Frankie Graddon, Fashion and beauty editor: Marni Spice
I’m a real perfume person and love anything from Jo Loves, Diptyque, Tom Ford and Byredo but the thing I keep coming back to is Marni Spice. I love the warm, sweet scent that feels comforting but sexy.
Elle Turner, beauty assistant: Jo Malone Wood Sage & Sea Salt
I bought this for myself with my very first pay check when I joined The Pool. It smells light and breezy – which I enjoy enormously when I'm pushed up against the door on the tube. If I close my eyes I can just about imagine I'm on a brisk beach walk. A bit salty, a bit earthy, faintly aquatic – it's a tough one to describe but a total joy to wear.
Jo Morrell, Chief commercial officer: Kiehl's Musk Eau de Toilette
I absolutely love this. It used to be called Love Oil and it's my party fragrance. This reminds me of late nights dancing in New York in the early 2000's. I always buy one for myself and wear on special nights out.

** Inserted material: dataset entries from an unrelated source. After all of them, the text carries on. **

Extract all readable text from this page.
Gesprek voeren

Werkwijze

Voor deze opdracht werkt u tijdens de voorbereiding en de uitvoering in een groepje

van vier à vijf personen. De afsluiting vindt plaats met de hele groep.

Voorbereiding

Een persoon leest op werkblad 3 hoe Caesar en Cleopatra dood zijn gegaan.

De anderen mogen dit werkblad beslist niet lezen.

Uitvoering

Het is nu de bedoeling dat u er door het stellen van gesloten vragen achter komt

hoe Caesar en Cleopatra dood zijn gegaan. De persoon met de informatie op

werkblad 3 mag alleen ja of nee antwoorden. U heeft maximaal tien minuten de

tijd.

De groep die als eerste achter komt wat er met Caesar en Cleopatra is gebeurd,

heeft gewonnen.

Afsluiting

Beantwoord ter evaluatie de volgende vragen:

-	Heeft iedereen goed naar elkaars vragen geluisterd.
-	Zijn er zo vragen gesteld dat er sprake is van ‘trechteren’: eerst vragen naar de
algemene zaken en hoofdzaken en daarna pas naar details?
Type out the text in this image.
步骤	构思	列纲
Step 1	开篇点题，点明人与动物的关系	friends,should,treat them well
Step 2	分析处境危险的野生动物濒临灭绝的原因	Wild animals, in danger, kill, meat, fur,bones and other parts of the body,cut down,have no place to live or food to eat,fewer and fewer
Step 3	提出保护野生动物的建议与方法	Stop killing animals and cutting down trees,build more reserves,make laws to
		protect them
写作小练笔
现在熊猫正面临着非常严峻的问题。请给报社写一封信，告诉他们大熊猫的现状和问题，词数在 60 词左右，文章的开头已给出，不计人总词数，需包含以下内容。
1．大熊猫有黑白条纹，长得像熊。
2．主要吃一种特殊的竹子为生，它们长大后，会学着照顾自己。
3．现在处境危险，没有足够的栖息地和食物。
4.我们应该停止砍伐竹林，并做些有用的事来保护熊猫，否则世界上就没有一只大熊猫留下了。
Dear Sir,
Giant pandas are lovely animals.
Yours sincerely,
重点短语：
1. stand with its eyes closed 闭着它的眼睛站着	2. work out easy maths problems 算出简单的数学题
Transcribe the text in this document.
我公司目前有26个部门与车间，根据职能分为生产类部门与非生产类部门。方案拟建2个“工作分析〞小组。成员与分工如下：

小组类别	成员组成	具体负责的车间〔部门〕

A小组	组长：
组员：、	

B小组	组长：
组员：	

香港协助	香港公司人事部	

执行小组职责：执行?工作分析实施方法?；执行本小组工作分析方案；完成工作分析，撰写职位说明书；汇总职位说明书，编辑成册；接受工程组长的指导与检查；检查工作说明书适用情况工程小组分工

Lynn Enright, News and content editor: Le Labo Santal 33
It's wildly extravagant as it's so expensive and it's actually become pretty commonplace, too. But I still love the rich, smoky scent. I don't care that I regularly smell it on other people on the train or in supermarket queues. A new bottle – with my name printed on the label – is a rare indulgence. I buy myself one around once every three years and use it sparingly, so as to ration the luxury.
Caroline O'Donoghue, Social media manager: Diptyque do son
Despite the fact that my mum never wore it when I was a kid (it didn't exist then) wearing it always makes me think of her coming home from a dinner party – her hair all shiny, her make-up done, the smell of cold on her. It's a grown-up fragrance, but it's never too heavy or too musky. I can only ever afford it as a birthday present, but it usually lasts me for most of the year.
Louise Stephenson, Commercial project manager: Chanel No.5
A little dab goes a long way, so to be able to afford to buy this for myself makes me feel very special indeed and very chic – like those lovely French girls going to a party at Versailles. And, yes, I do want to smell like Keira Knightley, thanks.
LILY PESCHARDT, CONTRIBUTOR: TOCCA LILIANA
I'd buy myself Tocca's Liliana because I'm a narcissist. When I was a kid, there were never any of those mugs or rulers that had my name on it, so I still feel a thrill when I see something that even vaguely bears my name. Plus, it smells like peonies, which are my favourite flowers. I've been using this perfume for a year and I've only just run out but the bottle is so pretty it's still sitting on my dressing table.